Once at a Calcutta hostel, a cleaning woman stole money from my wife and I while we slept. When the caretaker brought us to her place to speak with her, we saw how she lived in a lean-to and how her baby slept on a shelf above the kerosene stove. We came to tell her that we saw her flee our room and that she was witnessed dropping our empty money belts in the stairway. We came to demand our money back. Instead, we told her boss that we understood her desperate need to get some respite from her crushing poverty.
Another time, while studying Vietnamese in Saigon, our language instructor commented on a small bag of groceries we had carried in. When we playfully offered her a banana, we were surprised that she accepted. When we later saw the same banana on her boss’s desk, we learned that the Vietnamese never refuse a gift.

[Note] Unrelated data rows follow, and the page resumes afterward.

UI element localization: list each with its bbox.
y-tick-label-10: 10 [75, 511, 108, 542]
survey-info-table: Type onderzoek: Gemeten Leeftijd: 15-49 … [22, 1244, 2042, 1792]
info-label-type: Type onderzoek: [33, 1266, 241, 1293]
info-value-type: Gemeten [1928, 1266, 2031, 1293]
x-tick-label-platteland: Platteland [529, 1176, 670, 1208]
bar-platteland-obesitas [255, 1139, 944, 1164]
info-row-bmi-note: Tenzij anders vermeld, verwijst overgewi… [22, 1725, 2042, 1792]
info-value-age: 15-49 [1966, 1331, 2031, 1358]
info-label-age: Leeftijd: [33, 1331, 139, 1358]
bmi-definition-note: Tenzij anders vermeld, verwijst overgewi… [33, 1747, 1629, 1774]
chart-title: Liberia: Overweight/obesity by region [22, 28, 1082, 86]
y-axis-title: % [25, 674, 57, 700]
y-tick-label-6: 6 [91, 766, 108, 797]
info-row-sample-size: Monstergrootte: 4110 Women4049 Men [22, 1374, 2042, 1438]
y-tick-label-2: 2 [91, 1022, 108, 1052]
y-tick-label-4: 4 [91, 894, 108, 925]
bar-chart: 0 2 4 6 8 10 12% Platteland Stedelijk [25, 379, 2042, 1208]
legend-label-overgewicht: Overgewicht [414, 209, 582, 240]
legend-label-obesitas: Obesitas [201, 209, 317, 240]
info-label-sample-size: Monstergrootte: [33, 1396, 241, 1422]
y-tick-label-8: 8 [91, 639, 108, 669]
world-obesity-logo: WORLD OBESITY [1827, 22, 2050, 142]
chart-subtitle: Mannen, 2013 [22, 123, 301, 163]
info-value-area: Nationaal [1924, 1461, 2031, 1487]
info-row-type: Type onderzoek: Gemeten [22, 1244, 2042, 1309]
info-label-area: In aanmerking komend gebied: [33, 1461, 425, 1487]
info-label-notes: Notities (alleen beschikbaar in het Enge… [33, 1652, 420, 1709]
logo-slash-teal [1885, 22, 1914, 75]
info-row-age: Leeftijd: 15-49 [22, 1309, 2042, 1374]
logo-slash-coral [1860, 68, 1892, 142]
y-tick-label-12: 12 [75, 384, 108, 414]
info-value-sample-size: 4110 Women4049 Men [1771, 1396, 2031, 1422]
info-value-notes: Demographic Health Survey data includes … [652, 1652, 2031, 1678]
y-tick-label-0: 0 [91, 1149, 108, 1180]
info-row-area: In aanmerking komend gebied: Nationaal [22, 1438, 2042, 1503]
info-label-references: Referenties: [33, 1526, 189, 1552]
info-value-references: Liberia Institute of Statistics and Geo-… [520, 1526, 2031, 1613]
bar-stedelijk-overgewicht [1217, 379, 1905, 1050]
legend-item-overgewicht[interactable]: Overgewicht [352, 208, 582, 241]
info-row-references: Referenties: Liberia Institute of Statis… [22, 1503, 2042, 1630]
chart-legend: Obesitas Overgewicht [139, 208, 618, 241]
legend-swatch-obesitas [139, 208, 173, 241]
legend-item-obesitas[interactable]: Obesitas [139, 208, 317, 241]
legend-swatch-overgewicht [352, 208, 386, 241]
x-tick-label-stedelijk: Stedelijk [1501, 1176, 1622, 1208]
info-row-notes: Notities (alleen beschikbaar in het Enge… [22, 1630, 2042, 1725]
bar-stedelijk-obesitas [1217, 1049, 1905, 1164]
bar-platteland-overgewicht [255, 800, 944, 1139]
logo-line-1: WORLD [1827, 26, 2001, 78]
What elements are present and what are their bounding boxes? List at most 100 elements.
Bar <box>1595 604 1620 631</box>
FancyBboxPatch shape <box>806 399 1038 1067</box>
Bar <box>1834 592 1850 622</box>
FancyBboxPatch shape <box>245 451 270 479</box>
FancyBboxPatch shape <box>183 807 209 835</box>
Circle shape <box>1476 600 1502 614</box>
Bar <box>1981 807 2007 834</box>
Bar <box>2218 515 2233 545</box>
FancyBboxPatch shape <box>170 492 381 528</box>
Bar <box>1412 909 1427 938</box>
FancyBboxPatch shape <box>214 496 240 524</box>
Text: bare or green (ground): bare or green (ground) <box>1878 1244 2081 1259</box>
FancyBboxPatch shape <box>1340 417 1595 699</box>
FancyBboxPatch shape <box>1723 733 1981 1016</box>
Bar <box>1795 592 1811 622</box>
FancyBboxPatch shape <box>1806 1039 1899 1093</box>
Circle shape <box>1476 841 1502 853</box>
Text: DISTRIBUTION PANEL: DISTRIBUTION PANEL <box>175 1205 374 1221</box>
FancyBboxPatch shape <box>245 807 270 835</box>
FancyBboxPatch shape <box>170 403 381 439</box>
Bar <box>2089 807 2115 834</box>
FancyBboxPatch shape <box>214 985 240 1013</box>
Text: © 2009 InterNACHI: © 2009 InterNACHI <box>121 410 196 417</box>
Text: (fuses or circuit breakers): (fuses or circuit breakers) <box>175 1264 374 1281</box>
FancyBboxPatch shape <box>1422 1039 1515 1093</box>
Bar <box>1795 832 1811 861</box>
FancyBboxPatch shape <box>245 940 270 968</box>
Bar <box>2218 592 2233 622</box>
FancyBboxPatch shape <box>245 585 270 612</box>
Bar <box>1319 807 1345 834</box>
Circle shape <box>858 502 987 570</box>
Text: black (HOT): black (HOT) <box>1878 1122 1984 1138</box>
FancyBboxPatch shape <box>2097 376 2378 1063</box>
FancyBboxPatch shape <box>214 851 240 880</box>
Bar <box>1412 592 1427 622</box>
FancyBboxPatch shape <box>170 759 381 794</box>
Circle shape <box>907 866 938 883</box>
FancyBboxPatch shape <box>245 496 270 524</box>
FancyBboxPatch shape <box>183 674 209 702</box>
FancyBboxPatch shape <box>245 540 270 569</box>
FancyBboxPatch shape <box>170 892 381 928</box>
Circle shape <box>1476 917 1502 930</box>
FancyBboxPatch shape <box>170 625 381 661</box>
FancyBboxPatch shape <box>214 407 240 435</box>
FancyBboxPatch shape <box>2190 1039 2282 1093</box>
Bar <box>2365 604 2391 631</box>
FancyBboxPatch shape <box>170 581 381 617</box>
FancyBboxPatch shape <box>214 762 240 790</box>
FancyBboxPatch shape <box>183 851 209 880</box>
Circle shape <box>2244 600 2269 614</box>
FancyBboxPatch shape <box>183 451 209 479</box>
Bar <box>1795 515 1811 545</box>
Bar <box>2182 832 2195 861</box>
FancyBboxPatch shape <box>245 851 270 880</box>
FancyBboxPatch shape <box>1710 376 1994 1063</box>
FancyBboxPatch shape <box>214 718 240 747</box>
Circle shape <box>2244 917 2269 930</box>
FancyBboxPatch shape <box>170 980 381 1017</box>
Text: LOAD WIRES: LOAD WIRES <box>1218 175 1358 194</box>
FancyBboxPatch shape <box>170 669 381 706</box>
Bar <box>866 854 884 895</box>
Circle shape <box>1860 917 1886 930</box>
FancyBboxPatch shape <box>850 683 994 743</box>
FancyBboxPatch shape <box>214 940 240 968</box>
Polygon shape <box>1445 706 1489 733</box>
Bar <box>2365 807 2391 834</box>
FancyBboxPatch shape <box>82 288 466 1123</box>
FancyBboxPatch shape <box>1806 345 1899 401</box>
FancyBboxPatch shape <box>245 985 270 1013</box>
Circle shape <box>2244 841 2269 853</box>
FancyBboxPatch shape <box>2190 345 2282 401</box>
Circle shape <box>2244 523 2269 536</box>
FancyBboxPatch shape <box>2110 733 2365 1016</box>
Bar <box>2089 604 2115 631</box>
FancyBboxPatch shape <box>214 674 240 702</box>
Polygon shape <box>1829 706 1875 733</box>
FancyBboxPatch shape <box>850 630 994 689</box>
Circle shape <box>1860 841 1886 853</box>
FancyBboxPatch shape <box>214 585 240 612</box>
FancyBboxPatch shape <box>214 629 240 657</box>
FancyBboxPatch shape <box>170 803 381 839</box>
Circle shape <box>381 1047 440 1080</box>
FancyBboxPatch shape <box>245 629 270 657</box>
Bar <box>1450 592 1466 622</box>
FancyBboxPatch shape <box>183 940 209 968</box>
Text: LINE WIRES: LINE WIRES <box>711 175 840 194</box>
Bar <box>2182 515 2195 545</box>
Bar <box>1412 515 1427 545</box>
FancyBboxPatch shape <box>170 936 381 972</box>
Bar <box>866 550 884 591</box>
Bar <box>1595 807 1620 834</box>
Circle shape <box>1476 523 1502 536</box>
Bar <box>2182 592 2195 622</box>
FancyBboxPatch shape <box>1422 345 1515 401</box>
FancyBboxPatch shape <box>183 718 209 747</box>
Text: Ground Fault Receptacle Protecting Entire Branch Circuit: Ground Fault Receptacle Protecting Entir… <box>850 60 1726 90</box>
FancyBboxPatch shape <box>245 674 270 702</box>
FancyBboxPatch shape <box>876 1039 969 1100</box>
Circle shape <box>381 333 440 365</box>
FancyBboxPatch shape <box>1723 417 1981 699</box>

For me, these transformative moments came when I was completely unleashed, no longer roped in by the social dynamics that defined who I was at home. It was in this freedom that I became someone who had travelled. I was not just the old me with passports stamps and stories to tell, but someone changed by experience.
The pull of others
I never asked my friend's daughter why she and her beaux cut their trip short from 12 months to four. Was it the messages declaring, "Miss you!" from friends and family? Could the pictures of their crowd smiling on the slopes of Whistler have had an effect? I'd like to think that they did not feel like they were being followed and were able to get into their own travelling groove, that was as real to them as mine was to me, but I don't know.
It seems that as the outside world becomes more familiar to us, with pictures and video constantly streamed to our homes from all corners, the less we are able to penetrate it. When we do step out, we choose to remain digitally tethered to the familiar. We end up seeing the world as though through binoculars. It looks so close, but when we reach out to touch, it falls beyond our grasp.